Federal Appeals Court Rejects Review of Transgender Bathroom Access Case

Bathroom

The Fourth Circuit Court of Appeals rejected Gloucester County School Board's request to re-hear a case ruled by a three-judge panel allowing a Virginia transgender student to use the bathroom in accordance with gender identity rather than biological sex.

The Virginia school had provided the transgender teen, known as Gavin Grimm, a "private, alternative" restroom. However, Grimm said that the private restroom was too far from most classes.

In April, a panel of three judges in the Fourth Circuit Court of Appeals ruled 2-1 that the policy implemented by the board which mandates use of bathroom in accordance with birth gender is discriminatory, and that Grimm must be allowed to use the bathrooms according to gender identity.

The board appealed to the full Fourth Circuit Court, but was denied review of the earlier ruling in a five-page decision.

One judge, Paul Niemeyer, who had previously also ruled in favor of the school, wrote a dissenting opinion about rejection of the case by the federal court.

"Bodily privacy is historically one of the most basic elements of human dignity and individual freedom. And forcing a person of one biological sex to be exposed to persons of the opposite biological sex profoundly offends this dignity and freedom," he said. "Somehow, all of this is lost in the current Administration's service of the politically correct acceptance of gender identification as the meaning of 'sex'."

Niemeyer urged the school board to appeal in the US Supreme Court, and the case may now be headed to the highest court for review.

"While I could call for a poll of the court in an effort to require counsel to re-argue their positions before an en banc court, the momentous nature of the issue deserves an open road to the Supreme Court to seek the Court's controlling construction of Title IX for national application," he continued.

Grimm is being represented by American Civil Liberties Union.

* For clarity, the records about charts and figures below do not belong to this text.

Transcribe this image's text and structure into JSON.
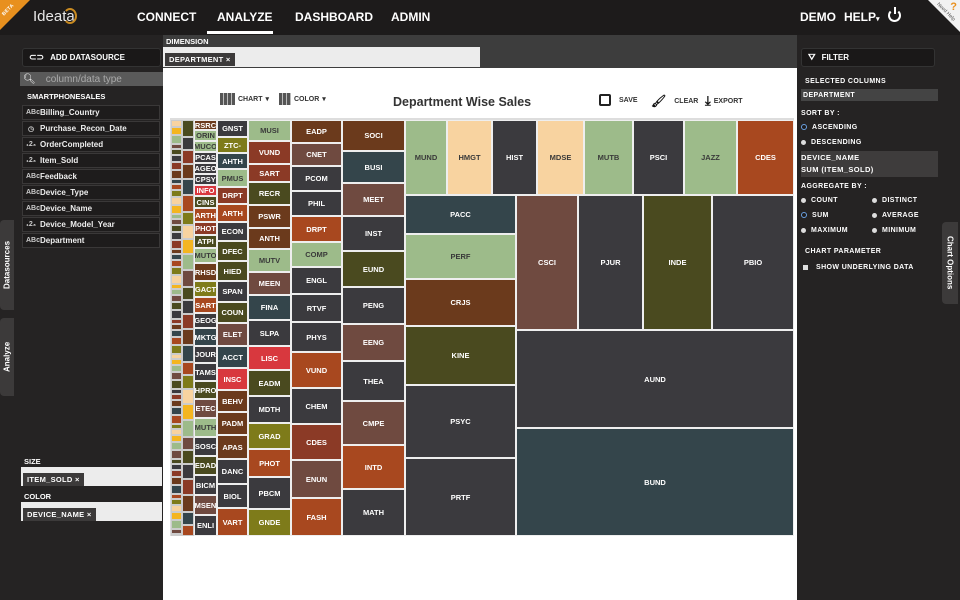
{
  "app": {
    "brand": "Ideata",
    "beta_badge": "BETA",
    "need_help": "Need Help",
    "need_help_mark": "?"
  },
  "nav": {
    "items": [
      "CONNECT",
      "ANALYZE",
      "DASHBOARD",
      "ADMIN"
    ],
    "active": "ANALYZE",
    "user": "DEMO",
    "help": "HELP"
  },
  "left": {
    "add_datasource": "ADD DATASOURCE",
    "search_placeholder": "column/data type",
    "datasource": "SMARTPHONESALES",
    "fields": [
      {
        "name": "Billing_Country",
        "icon": "Abc"
      },
      {
        "name": "Purchase_Recon_Date",
        "icon": "clock"
      },
      {
        "name": "OrderCompleted",
        "icon": "123"
      },
      {
        "name": "Item_Sold",
        "icon": "123"
      },
      {
        "name": "Feedback",
        "icon": "Abc"
      },
      {
        "name": "Device_Type",
        "icon": "Abc"
      },
      {
        "name": "Device_Name",
        "icon": "Abc"
      },
      {
        "name": "Device_Model_Year",
        "icon": "123"
      },
      {
        "name": "Department",
        "icon": "Abc"
      }
    ],
    "tabs": [
      "Datasources",
      "Analyze"
    ],
    "size_label": "SIZE",
    "size_value": "ITEM_SOLD",
    "color_label": "COLOR",
    "color_value": "DEVICE_NAME",
    "remove": "×"
  },
  "center": {
    "dimension_label": "DIMENSION",
    "dimension_value": "DEPARTMENT",
    "chart_btn": "CHART",
    "color_btn": "COLOR",
    "title": "Department Wise Sales",
    "save": "SAVE",
    "clear": "CLEAR",
    "export": "EXPORT"
  },
  "right": {
    "filter": "FILTER",
    "selected_columns": "SELECTED COLUMNS",
    "column": "DEPARTMENT",
    "sort_by": "SORT BY :",
    "ascending": "ASCENDING",
    "descending": "DESCENDING",
    "sort_selected": "ASCENDING",
    "measure_dim": "DEVICE_NAME",
    "measure": "SUM (ITEM_SOLD)",
    "aggregate_by": "AGGREGATE BY :",
    "aggregates": [
      "COUNT",
      "DISTINCT",
      "SUM",
      "AVERAGE",
      "MAXIMUM",
      "MINIMUM"
    ],
    "aggregate_selected": "SUM",
    "chart_parameter": "CHART PARAMETER",
    "show_underlying": "SHOW UNDERLYING DATA",
    "chart_options_tab": "Chart Options"
  },
  "palette": {
    "dark": "#3b3a3e",
    "slate": "#34454b",
    "brown": "#6b3a1c",
    "rust": "#a8481f",
    "redbrown": "#8b3a26",
    "olivedark": "#4a4a1f",
    "olive": "#7e7b1a",
    "sage": "#9dbb8a",
    "peach": "#f8d3a0",
    "red": "#d8383e",
    "mauve": "#6f4a40",
    "yellow": "#f4b520"
  },
  "chart_data": {
    "type": "treemap",
    "title": "Department Wise Sales",
    "size": "SUM (ITEM_SOLD)",
    "color": "DEVICE_NAME",
    "tiles": [
      [
        "RSRC",
        "brown"
      ],
      [
        "ORIN",
        "sage"
      ],
      [
        "MUCO",
        "sage"
      ],
      [
        "PCAS",
        "dark"
      ],
      [
        "AGEO",
        "dark"
      ],
      [
        "CPSY",
        "dark"
      ],
      [
        "INFO",
        "red"
      ],
      [
        "CINS",
        "olivedark"
      ],
      [
        "ARTH",
        "rust"
      ],
      [
        "PHOT",
        "redbrown"
      ],
      [
        "ATPI",
        "olivedark"
      ],
      [
        "MUTO",
        "sage"
      ],
      [
        "RHSD",
        "brown"
      ],
      [
        "GACT",
        "olive"
      ],
      [
        "SART",
        "rust"
      ],
      [
        "GEOG",
        "dark"
      ],
      [
        "MKTG",
        "slate"
      ],
      [
        "JOUR",
        "dark"
      ],
      [
        "TAMS",
        "dark"
      ],
      [
        "HPRO",
        "olivedark"
      ],
      [
        "ETEC",
        "mauve"
      ],
      [
        "MUTH",
        "sage"
      ],
      [
        "SOSC",
        "dark"
      ],
      [
        "EDAD",
        "olivedark"
      ],
      [
        "BICM",
        "dark"
      ],
      [
        "MSEN",
        "mauve"
      ],
      [
        "ENLI",
        "dark"
      ],
      [
        "GNST",
        "dark"
      ],
      [
        "ZTC-",
        "olive"
      ],
      [
        "AHTH",
        "slate"
      ],
      [
        "PMUS",
        "sage"
      ],
      [
        "DRPT",
        "redbrown"
      ],
      [
        "ARTH",
        "rust"
      ],
      [
        "ECON",
        "dark"
      ],
      [
        "DFEC",
        "olivedark"
      ],
      [
        "HIED",
        "olivedark"
      ],
      [
        "SPAN",
        "dark"
      ],
      [
        "COUN",
        "olivedark"
      ],
      [
        "ELET",
        "mauve"
      ],
      [
        "ACCT",
        "slate"
      ],
      [
        "INSC",
        "red"
      ],
      [
        "BEHV",
        "brown"
      ],
      [
        "PADM",
        "brown"
      ],
      [
        "APAS",
        "brown"
      ],
      [
        "DANC",
        "dark"
      ],
      [
        "BIOL",
        "dark"
      ],
      [
        "VART",
        "rust"
      ],
      [
        "MUSI",
        "sage"
      ],
      [
        "VUND",
        "redbrown"
      ],
      [
        "SART",
        "redbrown"
      ],
      [
        "RECR",
        "olivedark"
      ],
      [
        "PSWR",
        "brown"
      ],
      [
        "ANTH",
        "brown"
      ],
      [
        "MUTV",
        "sage"
      ],
      [
        "MEEN",
        "mauve"
      ],
      [
        "FINA",
        "slate"
      ],
      [
        "SLPA",
        "dark"
      ],
      [
        "LISC",
        "red"
      ],
      [
        "EADM",
        "olivedark"
      ],
      [
        "MDTH",
        "dark"
      ],
      [
        "GRAD",
        "olive"
      ],
      [
        "PHOT",
        "rust"
      ],
      [
        "PBCM",
        "dark"
      ],
      [
        "GNDE",
        "olive"
      ],
      [
        "EADP",
        "brown"
      ],
      [
        "CNET",
        "mauve"
      ],
      [
        "PCOM",
        "dark"
      ],
      [
        "PHIL",
        "dark"
      ],
      [
        "DRPT",
        "rust"
      ],
      [
        "COMP",
        "sage"
      ],
      [
        "ENGL",
        "dark"
      ],
      [
        "RTVF",
        "dark"
      ],
      [
        "PHYS",
        "dark"
      ],
      [
        "VUND",
        "rust"
      ],
      [
        "CHEM",
        "dark"
      ],
      [
        "CDES",
        "redbrown"
      ],
      [
        "ENUN",
        "mauve"
      ],
      [
        "FASH",
        "rust"
      ],
      [
        "SOCI",
        "brown"
      ],
      [
        "BUSI",
        "slate"
      ],
      [
        "MEET",
        "mauve"
      ],
      [
        "INST",
        "dark"
      ],
      [
        "EUND",
        "olivedark"
      ],
      [
        "PENG",
        "dark"
      ],
      [
        "EENG",
        "mauve"
      ],
      [
        "THEA",
        "dark"
      ],
      [
        "CMPE",
        "mauve"
      ],
      [
        "INTD",
        "rust"
      ],
      [
        "MATH",
        "dark"
      ],
      [
        "MUND",
        "sage"
      ],
      [
        "HMGT",
        "peach"
      ],
      [
        "HIST",
        "dark"
      ],
      [
        "MDSE",
        "peach"
      ],
      [
        "MUTB",
        "sage"
      ],
      [
        "PSCI",
        "dark"
      ],
      [
        "JAZZ",
        "sage"
      ],
      [
        "CDES",
        "rust"
      ],
      [
        "PACC",
        "slate"
      ],
      [
        "PERF",
        "sage"
      ],
      [
        "CRJS",
        "brown"
      ],
      [
        "KINE",
        "olivedark"
      ],
      [
        "PSYC",
        "dark"
      ],
      [
        "PRTF",
        "dark"
      ],
      [
        "CSCI",
        "mauve"
      ],
      [
        "PJUR",
        "dark"
      ],
      [
        "INDE",
        "olivedark"
      ],
      [
        "PBIO",
        "dark"
      ],
      [
        "AUND",
        "dark"
      ],
      [
        "BUND",
        "slate"
      ]
    ],
    "minor_tile_colors": [
      "brown",
      "peach",
      "olivedark",
      "slate",
      "yellow",
      "dark",
      "rust",
      "sage",
      "redbrown",
      "olive",
      "mauve"
    ]
  }
}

They allege that the board's bathroom policy violates Equal Protection Clause of the Constitution and Title IX's protections against sexual discrimination.

By rejecting the school board's request to hear the case en banc, the court allows Grimm to move forward with the lawsuit on its merits, as well as the request for an injunction to stop the policy. If successful in obtaining an injunction, Grimm would be able to resume using the boys' restroom while the case works its way through the courts.

"Now that the Fourth Circuit's decision is final, I hope my school board will finally do the right thing and let me go back to using the boys' restroom again," Grimm said in a statement. "Transgender kids should not have to sue their own school boards just for the ability to use the same restrooms as everyone else."